Er blickte im Halbdunkel an Alexandras ausgemergeltem Körper hoch. Ihre Haut fühlte sich pergaminartig an, als er darüber strich. Es ist, als wenn mich ein Origami-Schwan mit Gummibällen bestiegen hätte, überlegte Jonas , während er unter ihr abbaute. In einem hilflosen Versuch, die Reste seiner schwindenden Erektion zu retten, griff er nach ihren Oberarmen und dachte dabei an die Knetfrau.
Er hatte förmlich das Gefühl es rascheln zu hören, als Alexandra seine Arme wegstieß.
„Was ist? Sind dir meine Bizeps nicht definiert genug?“, zischte sie Jonas entgegen.
„Nein, es ist nur ... du bist so ... so schrecklich dünn.“
„Haben wir jetzt Märchen-Sex, ich Gretel und du Mast-Hexe? Nein, jetzt weiß ich’s: Du kommst nicht damit klar, dass ich disziplinierter bin als du. Oh, das ist wirklich das Hinterletzte, Hellbrink!“
„Ich meine doch nur ...“
Bevor er aussprechen konnte, begann Alexandra auf ihn einzuschlagen.

„Es war die richtige Entscheidung. So ein Marketing-Konzept in sechs Wochen zu erarbeiten, ist nicht nur Chief, das ist Kanzler! Und Kanzler ist top!“, sagte Arndt, während er die aufgeschlagene Business-Punk Ausgabe auf dem Schoß liegen hatte.
Kaspar griff sich zwischen die Beine und ließ das, was sich auch an diesem Tag nur vage dort abzeichnete, zweimal hüpfen. „Yes, Sir!“, fügte er hinzu. Auch Jonas hatte die Business-Punk vor sich ausgebreitet. Mit dem Zeigefinger strich er über das matte Papier, von dem die Letter buchstäblich hervorsprangen: Der Graf Haber-Mankell und Agentur Jonas Hellbrink: The Return of Graphit oder so sexy kann Bleistift!

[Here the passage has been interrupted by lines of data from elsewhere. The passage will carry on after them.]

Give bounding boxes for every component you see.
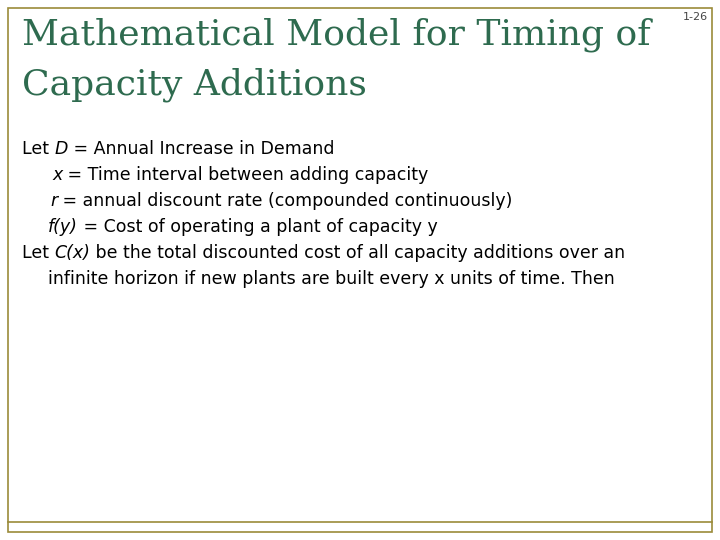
Text: r: r bbox=[50, 192, 57, 210]
Text: D: D bbox=[55, 140, 68, 158]
Text: Capacity Additions: Capacity Additions bbox=[22, 68, 367, 103]
Text: = annual discount rate (compounded continuously): = annual discount rate (compounded conti… bbox=[57, 192, 513, 210]
Text: 1-26: 1-26 bbox=[683, 12, 708, 22]
Text: be the total discounted cost of all capacity additions over an: be the total discounted cost of all capa… bbox=[91, 244, 626, 262]
Text: f(y): f(y) bbox=[48, 218, 78, 236]
Text: x: x bbox=[52, 166, 62, 184]
Text: Let: Let bbox=[22, 140, 55, 158]
Text: Mathematical Model for Timing of: Mathematical Model for Timing of bbox=[22, 18, 651, 52]
Text: infinite horizon if new plants are built every x units of time. Then: infinite horizon if new plants are built… bbox=[48, 270, 615, 288]
Text: Let: Let bbox=[22, 244, 55, 262]
Text: C(x): C(x) bbox=[55, 244, 91, 262]
Text: = Time interval between adding capacity: = Time interval between adding capacity bbox=[62, 166, 428, 184]
Text: = Cost of operating a plant of capacity y: = Cost of operating a plant of capacity … bbox=[78, 218, 438, 236]
Text: = Annual Increase in Demand: = Annual Increase in Demand bbox=[68, 140, 334, 158]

Kaspar hatte ihr ein Rundum-Sorglos-Paket verpasst, sogar Alexandras Zunge, mit der sie die Bleistiftmine anleckte, anthrazit eingefärbt und ihre Kunstnägel mit einem hammerschlaggrauen Lack eingepinselt, sowie ihre aufgepumpten Gummibrüste mit Gaffa-Tape zu einem üppigen Dekollete unter dem Sekretärinnen-Kostüm hochgebunden. Es war wie es war: Billig-Sex vor Bürokulisse. Und wahrscheinlich würde es dem Bleistift zu einer kurzfristigen Renaissance verhelfen. Jonas verursachte es Übelkeit. Aber darauf kam es wie meist nicht an. Er stand auf, griff nach seinem Tommy Hilfiger Blouson und ging zur Tür.

Er wartete bis kurz nach sieben an der Säule vor der Back König Louis 14 - Filiale. Als die Knetfrau ihre Tasche schulterte und hinter dem Thekenbereich hervortrat, hielt er auf sie zu und sagte: „Entschuldigen Sie, ich heiße Jonas Hellbrink, würden Sie gern einen Kaffee mit mir trinken?“
Die Knetfrau sah ihn einen Moment an.
„Nein“, sagte sie und ging an ihm vorbei Richtung U-Bahn.
„Hat Ihnen schon einmal jemand gesagt, wie schön Sie sind?“, rief Jonas ihr hinterher, aber eine per Lautsprecherdurchsage angekündigte Zugverspätung überdeckte seine Worte.